Gross-Up RRSP Loan to Maximize Your Contributions Each Year

The Gross-up RRSP loan allows you to make a larger RRSP contribution than you otherwise would have. I know it sounds a bit strange to borrow and save at the same time but the strategy can ultimately improve your financial position. Over the long term, the benefits of deferring taxes and earning compound interest can far outweigh the interest cost of using a loan to contribute to your RRSP. The strategy is basically borrowing the exact amount needed for the RRSP refund to completely pay off the loan immediately (a few weeks later when your refund comes back after filing your tax return).

Example:

  • You are in a 40% tax bracket and you have $6,000 available to contribute into your RRSP by the deadline date of March 3, 2014.
  • You top up your contributions with a $4,000 loan and put a total of $10,000 into your RRSP
  • A few weeks later you get your tax refund of $4,000 and you use it to pay back the loan
  • The $10,000 starts compounding in your RRSP right away, and you won’t be tempted to blow the refund on things you don’t really need

Below is the calculation to determine how much to borrow to generate a refund close to the amount of the RRSP loan:

 

(RRSP Contribution available x Marginal Tax Rate) ÷ (1 – Marginal Tax Rate) = RRSP Loan

 Our example ($6,000 x 40%) ÷ (1 – 40%) = $4,000 RRSP Loan

Doing this calculation will give you an idea of how much you should borrow to ensure that the amount of your refund is close to the amount owed on your RRSP loan.
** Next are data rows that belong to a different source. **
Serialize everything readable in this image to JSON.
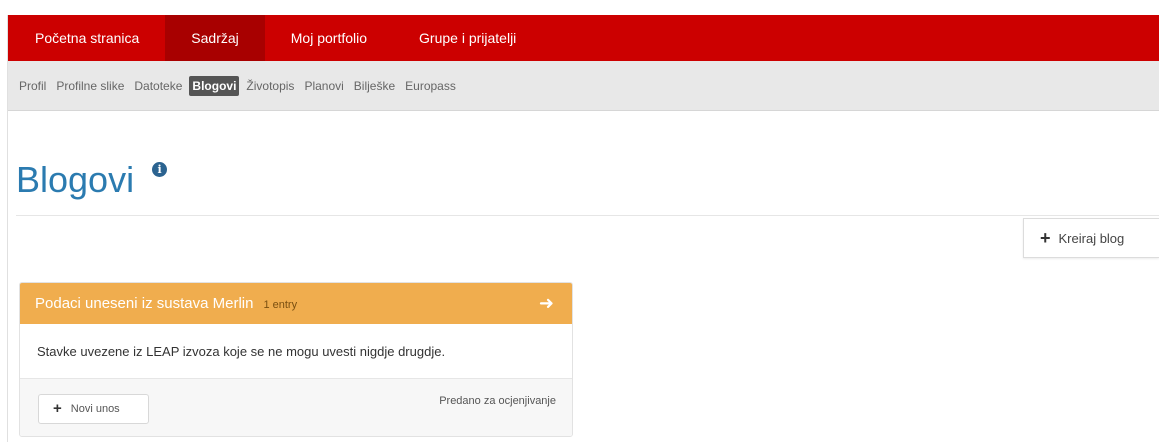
{
  "topnav": {
    "items": [
      {
        "label": "Početna stranica",
        "active": false
      },
      {
        "label": "Sadržaj",
        "active": true
      },
      {
        "label": "Moj portfolio",
        "active": false
      },
      {
        "label": "Grupe i prijatelji",
        "active": false
      }
    ]
  },
  "subnav": {
    "items": [
      {
        "label": "Profil",
        "active": false
      },
      {
        "label": "Profilne slike",
        "active": false
      },
      {
        "label": "Datoteke",
        "active": false
      },
      {
        "label": "Blogovi",
        "active": true
      },
      {
        "label": "Životopis",
        "active": false
      },
      {
        "label": "Planovi",
        "active": false
      },
      {
        "label": "Bilješke",
        "active": false
      },
      {
        "label": "Europass",
        "active": false
      }
    ]
  },
  "page": {
    "title": "Blogovi",
    "info_icon": "info-icon"
  },
  "actions": {
    "create_blog_label": "Kreiraj blog",
    "create_icon": "plus-icon"
  },
  "blog_card": {
    "title": "Podaci uneseni iz sustava Merlin",
    "entry_count": "1 entry",
    "arrow_icon": "arrow-right-icon",
    "description": "Stavke uvezene iz LEAP izvoza koje se ne mogu uvesti nigdje drugdje.",
    "new_entry_label": "Novi unos",
    "status": "Predano za ocjenjivanje"
  },
  "colors": {
    "topnav_bg": "#cc0000",
    "topnav_active_bg": "#a80000",
    "subnav_bg": "#e8e8e8",
    "title_blue": "#2b7bb0",
    "card_header": "#f0ad4e"
  }
}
There will likely be some interest due when you pay off the loan which is not accounted for in the gross-up calculation. If you repay the full amount of the loan quickly, however, the amount of accrued interest should be minimal.

 

Your Marginal Tax Rate (MTR) is the amount of tax you pay on the last dollar earned. Ask your Financial Planner for help figuring out what your MTR.

 

Rules for successful implementation of the Gross-up RRSP loan strategy:

  1. A portion of the RRSP contribution must come from your own savings.
  2. The expected tax refund should be the same as the amount borrowed (not including interest).
  3. The tax refund must be used immediately to pay off the RRSP loan.
  4. There must not be any outstanding personal tax liabilities.*
  5. Home Buyer’s Plan or Life-Long Learning Plan repayments must be considered separately from the strategy, as they will not generate a tax refund.

 

The gross-up RRSP loan strategy should only be implemented after consulting with your Financial Planner. Everyone’s situation is unique, and there are many things to consider when making RRSP contributions and borrowing money.